Jose Mier Discusses The Risks of Particulate Matter
One unfortunate aspect of every summer in Sun Valley, CA and the rest of the state is that we invariably deal with fires. Recent storms in northern California sparked (literally) several fires due to the lightning which accompanied those storms. Other fires closer to home have been caused by nature as well as by humans—especially unfortunate. Whatever the cause, the effect is the same: with fire there’s smoke and particulates fill the air.
Here in Sun Valley, we’re almost directly south of one of the southland’s major fires, the Lake Fire burning near Castaic Lake. Smoke, haze and particulate matter can easily find their way south when the winds are right and it looks like they’re blowing directly at us these days.
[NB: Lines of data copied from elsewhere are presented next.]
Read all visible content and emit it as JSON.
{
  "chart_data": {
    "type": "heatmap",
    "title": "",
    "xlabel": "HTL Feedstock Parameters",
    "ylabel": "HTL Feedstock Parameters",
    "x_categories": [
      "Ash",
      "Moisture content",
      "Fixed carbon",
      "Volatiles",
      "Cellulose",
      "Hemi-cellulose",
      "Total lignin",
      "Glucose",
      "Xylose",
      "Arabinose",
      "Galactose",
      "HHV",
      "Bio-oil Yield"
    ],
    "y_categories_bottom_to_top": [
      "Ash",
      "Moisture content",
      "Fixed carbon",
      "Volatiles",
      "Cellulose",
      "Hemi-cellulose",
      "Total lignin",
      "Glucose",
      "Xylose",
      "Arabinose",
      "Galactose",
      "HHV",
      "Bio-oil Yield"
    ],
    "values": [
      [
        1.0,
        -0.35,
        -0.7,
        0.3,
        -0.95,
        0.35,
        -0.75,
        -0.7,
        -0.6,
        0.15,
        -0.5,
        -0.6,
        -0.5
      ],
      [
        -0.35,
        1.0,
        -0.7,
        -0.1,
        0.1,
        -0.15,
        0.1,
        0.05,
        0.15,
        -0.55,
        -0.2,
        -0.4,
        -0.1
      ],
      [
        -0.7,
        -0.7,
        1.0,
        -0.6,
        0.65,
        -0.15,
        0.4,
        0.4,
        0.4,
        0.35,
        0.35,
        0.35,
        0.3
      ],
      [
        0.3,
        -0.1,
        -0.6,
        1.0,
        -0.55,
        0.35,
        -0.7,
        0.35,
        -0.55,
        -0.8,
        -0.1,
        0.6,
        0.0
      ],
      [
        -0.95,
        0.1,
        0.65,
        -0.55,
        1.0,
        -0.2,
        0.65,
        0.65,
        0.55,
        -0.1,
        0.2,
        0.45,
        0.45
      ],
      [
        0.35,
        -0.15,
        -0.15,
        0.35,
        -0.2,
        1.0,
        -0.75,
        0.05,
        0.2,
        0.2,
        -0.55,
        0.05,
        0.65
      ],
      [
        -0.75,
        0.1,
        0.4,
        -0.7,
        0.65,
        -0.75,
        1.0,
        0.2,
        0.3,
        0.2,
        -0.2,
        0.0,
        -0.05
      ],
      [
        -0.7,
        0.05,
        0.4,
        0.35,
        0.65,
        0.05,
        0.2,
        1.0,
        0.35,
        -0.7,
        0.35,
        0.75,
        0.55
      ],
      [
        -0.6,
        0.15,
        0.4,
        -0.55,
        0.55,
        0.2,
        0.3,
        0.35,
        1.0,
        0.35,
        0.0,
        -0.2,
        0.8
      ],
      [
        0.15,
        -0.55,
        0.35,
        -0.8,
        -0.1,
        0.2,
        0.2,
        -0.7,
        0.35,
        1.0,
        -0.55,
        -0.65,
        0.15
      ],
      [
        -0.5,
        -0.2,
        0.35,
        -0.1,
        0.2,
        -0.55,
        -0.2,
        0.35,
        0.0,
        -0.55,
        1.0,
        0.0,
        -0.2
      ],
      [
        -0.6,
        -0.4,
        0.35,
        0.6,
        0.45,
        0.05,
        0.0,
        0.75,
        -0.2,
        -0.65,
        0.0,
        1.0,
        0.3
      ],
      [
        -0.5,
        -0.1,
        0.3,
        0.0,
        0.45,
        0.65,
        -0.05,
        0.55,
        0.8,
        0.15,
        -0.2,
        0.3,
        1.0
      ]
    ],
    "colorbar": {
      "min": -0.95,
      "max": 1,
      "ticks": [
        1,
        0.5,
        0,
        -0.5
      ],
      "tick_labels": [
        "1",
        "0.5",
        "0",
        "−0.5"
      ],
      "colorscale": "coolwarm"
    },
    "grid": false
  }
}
Clean air is everyone’s choice but when fires are raging we have to deal with pollutants in the air at even higher levels than during the heaviest Southern California smog days. So what are some of the risks we face? Well, the smaller the particles, the more dangerous the air. Those smaller than 10 micrometers are the most problematic. According to the EPA those tiny particulates can get into our lungs and possibly into one’s bloodstream. The effects are not good. I’m not even going to discuss environmental damages caused by smoke and particulates but will concentrate on the physical aspects.
Particles in the air may be responsible for deaths in those who have preexisting lung problems. They can cause heart attacks and worsen asthma for those who suffer from that. They can cause difficulty breathing, coughing and decreased lung function.
It will come as no surprise that the most vulnerable are the young and the elderly—and of course those with preexisting bronchial conditions. Here is Sun Valley, in the path of the smoke plumes spreading out over the San Fernando Valley, it’s incumbent on us to take precautions especially for the most vulnerable. State agencies are urging us to remain inside and not to go outdoors if we don’t need to.
If you are in one of the more vulnerable groups you may want to read more about how particles in the air can affect your health in this EPA document.
We know unclean air is a problem. It’s depressing to see the constant haze around us, but it’s even more dangerous from a health standpoint. As long as we’re living and working in Sun Valley we’ll need to keep vigilant about the amount of time we’re spending outdoors and hope and pray for a quick end to our—and all the state’s—wildfires.